In fact in 2021 we might see Ocean Cove with 2.5D stacking for desktop chip on 7nm? That will be a very interesting year ahead.


And the article should change name to "overtake" AMD 7nm chip.


Zen+ did increase IPC, by around 2.5% - 3% due to the several cache and memory latency optimizations. But Zen+ is a refinement of the original Zen design, as AMD said after Ryzen 1000 series launched back in 2017, the way the CPUs came out was the worst case scenario possible, so there was room for it to be polished, and it was with Zen+. The lower cache latency and the more gracious boost behaviour of Zen+ were originally scheduled for the original release, but didn't make it in time.
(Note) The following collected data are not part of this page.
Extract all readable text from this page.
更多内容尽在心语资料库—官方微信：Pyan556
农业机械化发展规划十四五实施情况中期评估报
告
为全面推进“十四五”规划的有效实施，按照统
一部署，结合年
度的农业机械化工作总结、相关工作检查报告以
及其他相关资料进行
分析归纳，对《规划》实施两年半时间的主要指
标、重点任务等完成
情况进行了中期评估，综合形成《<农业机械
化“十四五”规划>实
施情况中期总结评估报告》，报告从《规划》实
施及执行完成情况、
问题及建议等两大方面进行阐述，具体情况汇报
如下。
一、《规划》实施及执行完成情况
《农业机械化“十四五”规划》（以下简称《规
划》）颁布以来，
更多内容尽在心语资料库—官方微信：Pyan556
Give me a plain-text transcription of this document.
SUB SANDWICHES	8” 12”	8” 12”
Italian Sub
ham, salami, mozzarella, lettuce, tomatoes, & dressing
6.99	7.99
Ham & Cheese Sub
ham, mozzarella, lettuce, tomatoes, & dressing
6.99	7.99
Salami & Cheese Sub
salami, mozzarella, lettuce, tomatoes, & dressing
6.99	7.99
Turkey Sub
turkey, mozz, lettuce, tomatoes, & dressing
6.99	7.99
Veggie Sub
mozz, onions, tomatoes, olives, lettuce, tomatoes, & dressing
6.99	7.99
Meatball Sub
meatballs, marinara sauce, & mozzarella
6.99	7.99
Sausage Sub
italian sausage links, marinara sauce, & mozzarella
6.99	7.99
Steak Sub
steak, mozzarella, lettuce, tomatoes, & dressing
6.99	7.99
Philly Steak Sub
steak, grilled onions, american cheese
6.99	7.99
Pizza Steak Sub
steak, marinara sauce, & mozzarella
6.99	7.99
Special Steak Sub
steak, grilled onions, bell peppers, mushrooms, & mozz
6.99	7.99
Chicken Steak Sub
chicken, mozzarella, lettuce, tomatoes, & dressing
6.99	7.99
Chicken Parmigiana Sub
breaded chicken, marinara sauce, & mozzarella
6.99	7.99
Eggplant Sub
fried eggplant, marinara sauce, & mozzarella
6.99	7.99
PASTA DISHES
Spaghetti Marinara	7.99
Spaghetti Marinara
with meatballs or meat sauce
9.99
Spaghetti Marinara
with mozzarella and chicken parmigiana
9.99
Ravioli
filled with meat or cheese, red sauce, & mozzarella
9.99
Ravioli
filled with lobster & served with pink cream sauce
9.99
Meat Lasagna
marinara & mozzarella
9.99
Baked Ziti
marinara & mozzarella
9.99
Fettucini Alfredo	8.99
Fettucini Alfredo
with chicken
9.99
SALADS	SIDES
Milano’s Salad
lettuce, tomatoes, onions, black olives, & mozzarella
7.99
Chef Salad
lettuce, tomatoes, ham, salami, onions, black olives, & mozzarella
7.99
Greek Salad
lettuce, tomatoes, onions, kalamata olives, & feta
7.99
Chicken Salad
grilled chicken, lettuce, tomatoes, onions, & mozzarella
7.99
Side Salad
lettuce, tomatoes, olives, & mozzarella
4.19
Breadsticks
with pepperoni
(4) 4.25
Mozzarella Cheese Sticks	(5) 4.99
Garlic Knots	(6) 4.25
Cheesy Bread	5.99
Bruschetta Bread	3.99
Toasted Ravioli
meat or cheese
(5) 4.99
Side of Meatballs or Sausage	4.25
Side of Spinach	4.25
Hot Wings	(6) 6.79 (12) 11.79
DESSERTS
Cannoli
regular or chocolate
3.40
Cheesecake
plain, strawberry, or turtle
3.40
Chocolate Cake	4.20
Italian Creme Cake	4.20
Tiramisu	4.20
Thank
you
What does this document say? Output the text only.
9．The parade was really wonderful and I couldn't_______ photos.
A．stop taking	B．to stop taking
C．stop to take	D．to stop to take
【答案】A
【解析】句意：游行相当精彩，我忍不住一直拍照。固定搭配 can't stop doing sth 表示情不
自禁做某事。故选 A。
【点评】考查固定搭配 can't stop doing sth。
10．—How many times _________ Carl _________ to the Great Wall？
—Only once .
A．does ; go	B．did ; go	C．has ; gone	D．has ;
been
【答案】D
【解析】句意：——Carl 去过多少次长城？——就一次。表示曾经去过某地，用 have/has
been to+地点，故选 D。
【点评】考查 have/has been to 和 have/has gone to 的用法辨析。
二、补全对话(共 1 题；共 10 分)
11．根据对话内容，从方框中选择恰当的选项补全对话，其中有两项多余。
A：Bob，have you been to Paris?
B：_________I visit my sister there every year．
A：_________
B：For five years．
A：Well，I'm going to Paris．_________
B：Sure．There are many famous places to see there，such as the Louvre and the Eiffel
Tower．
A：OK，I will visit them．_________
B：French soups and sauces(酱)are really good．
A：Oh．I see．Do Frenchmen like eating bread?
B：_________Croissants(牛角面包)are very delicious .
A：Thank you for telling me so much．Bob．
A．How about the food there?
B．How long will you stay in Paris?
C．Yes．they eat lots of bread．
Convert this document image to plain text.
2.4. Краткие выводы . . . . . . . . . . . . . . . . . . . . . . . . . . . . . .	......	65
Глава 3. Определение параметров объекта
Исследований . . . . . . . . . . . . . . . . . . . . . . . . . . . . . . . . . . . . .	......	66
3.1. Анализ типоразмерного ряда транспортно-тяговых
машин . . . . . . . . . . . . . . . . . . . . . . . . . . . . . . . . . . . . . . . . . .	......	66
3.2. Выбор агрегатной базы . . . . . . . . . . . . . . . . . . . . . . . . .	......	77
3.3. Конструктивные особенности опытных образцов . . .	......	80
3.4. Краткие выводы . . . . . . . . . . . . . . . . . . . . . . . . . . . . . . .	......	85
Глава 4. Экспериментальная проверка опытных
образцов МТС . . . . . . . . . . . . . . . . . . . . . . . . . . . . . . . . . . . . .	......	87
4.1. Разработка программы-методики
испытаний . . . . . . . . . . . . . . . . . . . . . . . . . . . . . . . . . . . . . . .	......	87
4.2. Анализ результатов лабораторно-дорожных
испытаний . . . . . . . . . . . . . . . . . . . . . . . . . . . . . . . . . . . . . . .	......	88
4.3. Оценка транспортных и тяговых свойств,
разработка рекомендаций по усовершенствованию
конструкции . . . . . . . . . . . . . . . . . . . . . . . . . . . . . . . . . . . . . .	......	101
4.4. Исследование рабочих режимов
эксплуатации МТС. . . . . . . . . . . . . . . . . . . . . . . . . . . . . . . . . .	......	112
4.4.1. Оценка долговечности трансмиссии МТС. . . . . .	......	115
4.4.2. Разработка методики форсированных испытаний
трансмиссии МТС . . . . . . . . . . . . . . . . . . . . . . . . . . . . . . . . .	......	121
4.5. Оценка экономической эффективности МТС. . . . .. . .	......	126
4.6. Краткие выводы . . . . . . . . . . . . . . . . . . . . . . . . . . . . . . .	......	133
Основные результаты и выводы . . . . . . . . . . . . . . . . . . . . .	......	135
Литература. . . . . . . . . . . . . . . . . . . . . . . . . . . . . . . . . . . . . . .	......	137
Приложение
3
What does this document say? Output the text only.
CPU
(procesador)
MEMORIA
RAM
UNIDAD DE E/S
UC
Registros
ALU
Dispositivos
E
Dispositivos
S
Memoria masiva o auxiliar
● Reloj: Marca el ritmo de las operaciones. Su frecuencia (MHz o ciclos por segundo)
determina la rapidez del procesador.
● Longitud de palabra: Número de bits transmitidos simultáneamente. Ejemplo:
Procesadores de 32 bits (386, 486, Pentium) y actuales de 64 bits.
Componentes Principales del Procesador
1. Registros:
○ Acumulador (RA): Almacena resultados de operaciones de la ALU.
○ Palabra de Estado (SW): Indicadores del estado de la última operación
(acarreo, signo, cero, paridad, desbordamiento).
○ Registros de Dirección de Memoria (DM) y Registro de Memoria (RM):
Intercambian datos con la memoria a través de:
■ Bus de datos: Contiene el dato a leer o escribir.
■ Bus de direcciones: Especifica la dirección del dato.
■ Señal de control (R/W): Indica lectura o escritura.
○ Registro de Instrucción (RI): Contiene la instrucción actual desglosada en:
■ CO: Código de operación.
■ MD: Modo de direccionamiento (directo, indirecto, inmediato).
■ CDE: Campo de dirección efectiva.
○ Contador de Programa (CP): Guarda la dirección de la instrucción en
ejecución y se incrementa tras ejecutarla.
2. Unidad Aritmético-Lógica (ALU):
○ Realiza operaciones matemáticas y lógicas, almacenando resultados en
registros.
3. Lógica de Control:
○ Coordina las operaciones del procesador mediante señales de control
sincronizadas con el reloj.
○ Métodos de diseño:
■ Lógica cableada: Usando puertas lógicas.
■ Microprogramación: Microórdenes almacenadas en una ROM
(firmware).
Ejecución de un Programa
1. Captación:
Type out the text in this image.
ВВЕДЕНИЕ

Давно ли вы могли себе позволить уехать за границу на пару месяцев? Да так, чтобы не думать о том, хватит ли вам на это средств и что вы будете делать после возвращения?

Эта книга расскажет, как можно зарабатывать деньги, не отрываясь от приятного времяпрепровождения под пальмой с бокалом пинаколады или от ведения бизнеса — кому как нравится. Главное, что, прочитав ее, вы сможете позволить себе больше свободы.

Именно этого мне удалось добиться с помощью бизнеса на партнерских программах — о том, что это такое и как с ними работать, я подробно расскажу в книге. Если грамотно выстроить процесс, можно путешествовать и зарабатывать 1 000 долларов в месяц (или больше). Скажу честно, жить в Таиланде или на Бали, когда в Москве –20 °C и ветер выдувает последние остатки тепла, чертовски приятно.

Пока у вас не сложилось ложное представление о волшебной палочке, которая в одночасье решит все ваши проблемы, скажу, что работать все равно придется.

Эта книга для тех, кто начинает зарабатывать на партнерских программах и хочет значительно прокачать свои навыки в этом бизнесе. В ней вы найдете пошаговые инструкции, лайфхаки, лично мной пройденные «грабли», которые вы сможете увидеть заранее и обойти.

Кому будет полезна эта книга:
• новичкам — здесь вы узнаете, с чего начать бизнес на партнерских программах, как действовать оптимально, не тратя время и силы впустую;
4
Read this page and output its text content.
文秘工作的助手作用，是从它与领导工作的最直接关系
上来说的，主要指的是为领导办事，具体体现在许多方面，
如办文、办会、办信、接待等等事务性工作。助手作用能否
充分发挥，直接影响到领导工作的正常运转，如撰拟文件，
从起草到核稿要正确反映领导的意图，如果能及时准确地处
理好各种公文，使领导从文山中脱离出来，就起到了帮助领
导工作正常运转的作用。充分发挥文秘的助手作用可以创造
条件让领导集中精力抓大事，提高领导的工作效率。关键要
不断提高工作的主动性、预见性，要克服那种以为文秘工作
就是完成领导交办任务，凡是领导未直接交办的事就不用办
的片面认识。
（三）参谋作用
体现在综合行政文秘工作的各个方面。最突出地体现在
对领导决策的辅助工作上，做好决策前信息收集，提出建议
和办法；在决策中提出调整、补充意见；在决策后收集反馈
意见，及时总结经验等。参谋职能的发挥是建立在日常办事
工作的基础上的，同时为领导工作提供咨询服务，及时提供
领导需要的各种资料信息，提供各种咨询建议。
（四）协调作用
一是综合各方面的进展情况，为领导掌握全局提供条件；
The difference here is that next year, if the roadmaps are to be believed, we won't be getting a Zen 2+, but Zen 3, so a more substantial upgrade to the arch is to be expected. In fact, some of the improvements scheduled for Zen 3 were implemented early in Zen 2, which hopefully means that they are executing so well that they had more time to do the next round of improvements early too, and thus fill the gap with improvements that would originally go into Zen 4.

Imouto 07-19-2019 06:28 AM

Quote:

Originally Posted by Kpjoslee (Post 28050020)
Another supposed tech writer not knowing Intel's 7nm =/= TSMC's 7nm.

Why does that matter? The important bit is how a node performs and Intel is years behind. By 2021 their 7 nm they will have to fight against TSMC's 5 nm (Samsung's too as it seems) that would already have been in the market for a whole year.

SuprPwrUsr 07-19-2019 06:54 AM

1 Attachment(s)
Quote:

Originally Posted by Imouto (Post 28050662)
Why does that matter? The important bit is how a node performs and Intel is years behind. By 2021 their 7 nm they will have to fight against TSMC's 5 nm (Samsung's too as it seems) that would already have been in the market for a whole year.

It matters because Intel's 10nm is essentially TSMC's "7 nm" and yes, Intel's 7nm is also known as TSMC's 5nm. The nm size really only reflects generations now rather than the actual gate size now. TSMC and GloFo continued to decrease their transistor size nomencalture when in reality, the actual gates haven't shrunk by nearly as much as the number suggests. Intel was always a full generation ahead of the competition. For once, the competition seems to have caught up to Intel. To say that intel is behind is completely absurd. Sure they're not industry leading anymore but that is far from behind.

Intel 10nm and TSMC 7nm is all a wash. There isn't any actual 10nm or 7nm measurement in any of this.